Bébédjia a 20 de febrero de 2026
Cuando vuelven
En Chad, hacerse mayor no siempre ocurre despacio.
A veces sucede casi de un día para otro, cuando un niño desaparece durante semanas y regresa convertido en algo distinto.
Aquí lo llaman iniciación. Y, aunque cada etnia tiene sus propios ritos, el resultado es siempre el mismo: el niño deja atrás la infancia y entra en el mundo de los hombres.
Dicen que es un rito voluntario. Y probablemente lo sea. Aunque también es verdad que casi ninguna familia quiere que su hijo quede fuera, porque no iniciarse significa permanecer en un territorio ambiguo dentro de la comunidad, sin reconocimiento pleno, suspendido entre la infancia y la vida adulta.
Generalmente el rito se celebra durante la adolescencia, aunque algunos se inician con apenas ocho o nueve años.
Tercero o cuarto de primaria.
¿Os imagináis?
Iniciarse no es barato. El desembolso inicial ronda los 5.000 francos y después llegan los pollos, los sacos de mijo y la comida para quienes acompañarán el ritual. Porque el niño no va solo. Comparte semanas con otros futuros iniciados y con los adultos que guiarán el proceso. Es una forma de decir que deja de pertenecer únicamente a su familia para pasar a pertenecer al grupo.
Una vez realizado el pago, los chavales desaparecen.
Durante uno, dos o tres meses dejan de ser visibles en el pueblo. Viven apartados, guiados por los mayores. Allí estudian una lengua secreta que nadie ajeno al rito puede comprender. Aprenden las historias y normas de su pueblo, a reconocer plantas y frutos - los que curan, los que adormecen y los que pueden matar -, a sobrevivir en la naturaleza y a defenderse.
Y también a luchar.
El aprendizaje no siempre es simbólico. A veces llega en forma de golpes. El miedo y el silencio forman parte del proceso, igual que las máscaras que ocultan sus rostros cuando atraviesan los caminos más transitados.
Y un día, vuelven.
Cuando vuelven, ya no compartirán habitación con su madre ni recibirán órdenes de ella. El cordón umbilical se habrá roto. Algo esencial habrá cambiado.

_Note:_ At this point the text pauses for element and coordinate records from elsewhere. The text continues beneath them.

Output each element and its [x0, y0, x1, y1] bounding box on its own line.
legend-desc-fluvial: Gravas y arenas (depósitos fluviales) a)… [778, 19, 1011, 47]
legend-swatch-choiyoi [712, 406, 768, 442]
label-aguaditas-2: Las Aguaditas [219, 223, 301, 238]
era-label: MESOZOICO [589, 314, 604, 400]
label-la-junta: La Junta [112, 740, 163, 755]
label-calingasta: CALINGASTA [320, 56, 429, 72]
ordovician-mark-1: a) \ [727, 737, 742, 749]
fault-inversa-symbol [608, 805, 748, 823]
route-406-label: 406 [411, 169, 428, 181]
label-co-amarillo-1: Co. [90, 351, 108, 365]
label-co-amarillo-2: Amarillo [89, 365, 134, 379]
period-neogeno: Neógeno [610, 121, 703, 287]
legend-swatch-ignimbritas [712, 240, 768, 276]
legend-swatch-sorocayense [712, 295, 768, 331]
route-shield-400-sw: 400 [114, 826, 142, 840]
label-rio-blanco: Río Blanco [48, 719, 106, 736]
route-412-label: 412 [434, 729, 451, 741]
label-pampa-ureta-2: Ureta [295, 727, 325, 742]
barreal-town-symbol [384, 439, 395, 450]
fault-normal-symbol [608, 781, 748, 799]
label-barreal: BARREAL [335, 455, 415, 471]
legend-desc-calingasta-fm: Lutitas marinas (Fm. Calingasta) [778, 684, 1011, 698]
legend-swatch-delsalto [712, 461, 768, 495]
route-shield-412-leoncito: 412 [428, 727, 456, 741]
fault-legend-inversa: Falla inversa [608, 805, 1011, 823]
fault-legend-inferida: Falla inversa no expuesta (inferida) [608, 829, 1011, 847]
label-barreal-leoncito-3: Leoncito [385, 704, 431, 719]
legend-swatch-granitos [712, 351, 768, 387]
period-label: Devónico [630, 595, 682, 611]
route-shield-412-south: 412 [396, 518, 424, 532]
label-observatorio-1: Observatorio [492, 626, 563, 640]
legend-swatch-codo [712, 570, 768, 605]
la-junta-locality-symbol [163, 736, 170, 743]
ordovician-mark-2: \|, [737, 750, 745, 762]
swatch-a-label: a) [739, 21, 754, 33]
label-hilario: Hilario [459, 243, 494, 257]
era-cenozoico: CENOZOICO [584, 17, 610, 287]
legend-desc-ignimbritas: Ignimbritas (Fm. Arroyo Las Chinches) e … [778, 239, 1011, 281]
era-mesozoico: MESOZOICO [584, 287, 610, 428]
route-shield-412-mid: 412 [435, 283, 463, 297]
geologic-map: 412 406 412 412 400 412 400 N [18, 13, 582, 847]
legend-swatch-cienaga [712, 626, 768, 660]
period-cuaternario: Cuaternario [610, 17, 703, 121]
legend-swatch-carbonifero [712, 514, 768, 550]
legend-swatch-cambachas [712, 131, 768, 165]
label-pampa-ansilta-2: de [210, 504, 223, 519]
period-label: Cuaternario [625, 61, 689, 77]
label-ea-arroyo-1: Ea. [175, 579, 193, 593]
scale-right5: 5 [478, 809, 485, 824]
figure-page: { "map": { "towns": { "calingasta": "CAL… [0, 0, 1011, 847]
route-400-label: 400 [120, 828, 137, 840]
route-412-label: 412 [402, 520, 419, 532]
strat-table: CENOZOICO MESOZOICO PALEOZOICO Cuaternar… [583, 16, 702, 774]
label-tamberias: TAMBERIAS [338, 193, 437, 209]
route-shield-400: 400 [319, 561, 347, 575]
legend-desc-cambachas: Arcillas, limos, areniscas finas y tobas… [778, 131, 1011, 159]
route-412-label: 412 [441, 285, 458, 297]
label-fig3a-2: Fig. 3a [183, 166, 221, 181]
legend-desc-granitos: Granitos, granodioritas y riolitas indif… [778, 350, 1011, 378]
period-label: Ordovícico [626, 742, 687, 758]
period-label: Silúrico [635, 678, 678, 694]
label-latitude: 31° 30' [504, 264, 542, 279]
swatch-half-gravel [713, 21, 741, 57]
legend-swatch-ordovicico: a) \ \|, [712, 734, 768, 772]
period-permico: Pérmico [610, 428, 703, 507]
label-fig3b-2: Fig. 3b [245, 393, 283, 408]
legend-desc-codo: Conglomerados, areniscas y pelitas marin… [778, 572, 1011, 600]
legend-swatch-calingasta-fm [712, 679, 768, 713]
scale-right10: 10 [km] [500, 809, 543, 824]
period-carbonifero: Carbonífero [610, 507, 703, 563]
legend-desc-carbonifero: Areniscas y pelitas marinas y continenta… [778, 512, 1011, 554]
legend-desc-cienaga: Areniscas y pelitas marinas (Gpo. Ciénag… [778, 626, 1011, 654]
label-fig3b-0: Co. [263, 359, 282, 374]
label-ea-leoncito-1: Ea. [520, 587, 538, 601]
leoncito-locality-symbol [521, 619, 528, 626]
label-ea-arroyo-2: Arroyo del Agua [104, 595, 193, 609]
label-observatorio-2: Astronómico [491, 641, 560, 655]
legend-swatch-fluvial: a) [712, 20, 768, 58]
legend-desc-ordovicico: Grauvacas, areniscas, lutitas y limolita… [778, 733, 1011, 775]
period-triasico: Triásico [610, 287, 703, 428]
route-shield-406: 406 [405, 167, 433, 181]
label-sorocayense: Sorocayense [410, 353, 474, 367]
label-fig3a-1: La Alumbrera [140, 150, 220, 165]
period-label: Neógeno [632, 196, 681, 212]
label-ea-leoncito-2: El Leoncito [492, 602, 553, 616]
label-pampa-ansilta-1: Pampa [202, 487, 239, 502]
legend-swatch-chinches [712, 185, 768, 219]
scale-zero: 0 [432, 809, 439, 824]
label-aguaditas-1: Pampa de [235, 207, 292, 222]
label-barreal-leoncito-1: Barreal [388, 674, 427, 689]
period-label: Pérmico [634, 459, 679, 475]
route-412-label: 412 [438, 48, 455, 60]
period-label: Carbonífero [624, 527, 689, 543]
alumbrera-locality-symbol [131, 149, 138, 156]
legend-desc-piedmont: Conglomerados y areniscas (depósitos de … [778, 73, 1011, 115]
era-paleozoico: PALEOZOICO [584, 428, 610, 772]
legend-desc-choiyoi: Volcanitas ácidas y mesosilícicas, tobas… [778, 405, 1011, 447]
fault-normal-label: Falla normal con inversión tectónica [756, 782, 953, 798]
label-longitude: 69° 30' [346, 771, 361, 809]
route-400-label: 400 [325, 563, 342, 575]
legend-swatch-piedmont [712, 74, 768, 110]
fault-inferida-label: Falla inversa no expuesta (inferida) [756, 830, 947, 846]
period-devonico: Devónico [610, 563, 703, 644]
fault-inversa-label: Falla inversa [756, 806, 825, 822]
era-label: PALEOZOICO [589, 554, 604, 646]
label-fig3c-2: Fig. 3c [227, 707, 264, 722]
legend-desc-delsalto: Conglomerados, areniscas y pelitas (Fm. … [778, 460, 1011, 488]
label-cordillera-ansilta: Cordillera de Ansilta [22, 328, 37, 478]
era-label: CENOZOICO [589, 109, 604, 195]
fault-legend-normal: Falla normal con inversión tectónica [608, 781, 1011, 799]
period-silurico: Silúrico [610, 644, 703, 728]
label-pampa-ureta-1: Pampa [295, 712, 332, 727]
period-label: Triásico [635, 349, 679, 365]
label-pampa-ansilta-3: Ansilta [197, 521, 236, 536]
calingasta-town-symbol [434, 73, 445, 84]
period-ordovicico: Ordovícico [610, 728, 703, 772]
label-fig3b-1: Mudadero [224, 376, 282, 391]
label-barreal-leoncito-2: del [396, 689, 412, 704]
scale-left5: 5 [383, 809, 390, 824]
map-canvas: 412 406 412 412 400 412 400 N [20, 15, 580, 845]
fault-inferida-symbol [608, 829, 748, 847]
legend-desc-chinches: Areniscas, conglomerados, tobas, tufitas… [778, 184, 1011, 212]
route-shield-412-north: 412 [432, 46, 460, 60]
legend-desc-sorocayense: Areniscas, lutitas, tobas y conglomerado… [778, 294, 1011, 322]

Cuando vuelven, deberán demostrarlo. Mostrar su hombría a golpes frente a las mujeres de la casa que, arrodilladas, aceptarán los reveses de su hijo o de su hermano - aquel al que cuidaron, con quien compartieron comida y conversaciones - como parte del rito. Desde ese día ninguna mujer podrá darles órdenes. Ni siquiera su madre.
Cuando vuelven, dejarán de tocar una marmita. Otros les servirán la comida. Siempre.
Todo cambia cuando vuelven.
Muchos abandonan la escuela. La autoridad adquirida los vuelve, a menudo, rebeldes indisciplinados dentro de un sistema que ya no reconocen como propio.
Aquí la vida se mueve en un equilibrio frágil entre tradición y cambio.
La tradición, siempre por encima de la religión y muchas veces, por encima incluso de la ley.
La modernidad avanza despacio, demasiado despacio. Quieren vivir mejor, sí, pero sin dejar de ser quienes son. Si. Perder su identidad.
Y mientras observo a “mis pequeños” dormir, con sus madres sentadas junto a la cama, espantando moscas y miedo, me pregunto si algún día también ellos cruzarán ese umbral. Si llegará el momento en que tendrán que alejarse del cuerpo - y del abrazo- de quien hoy vigila sus sueños.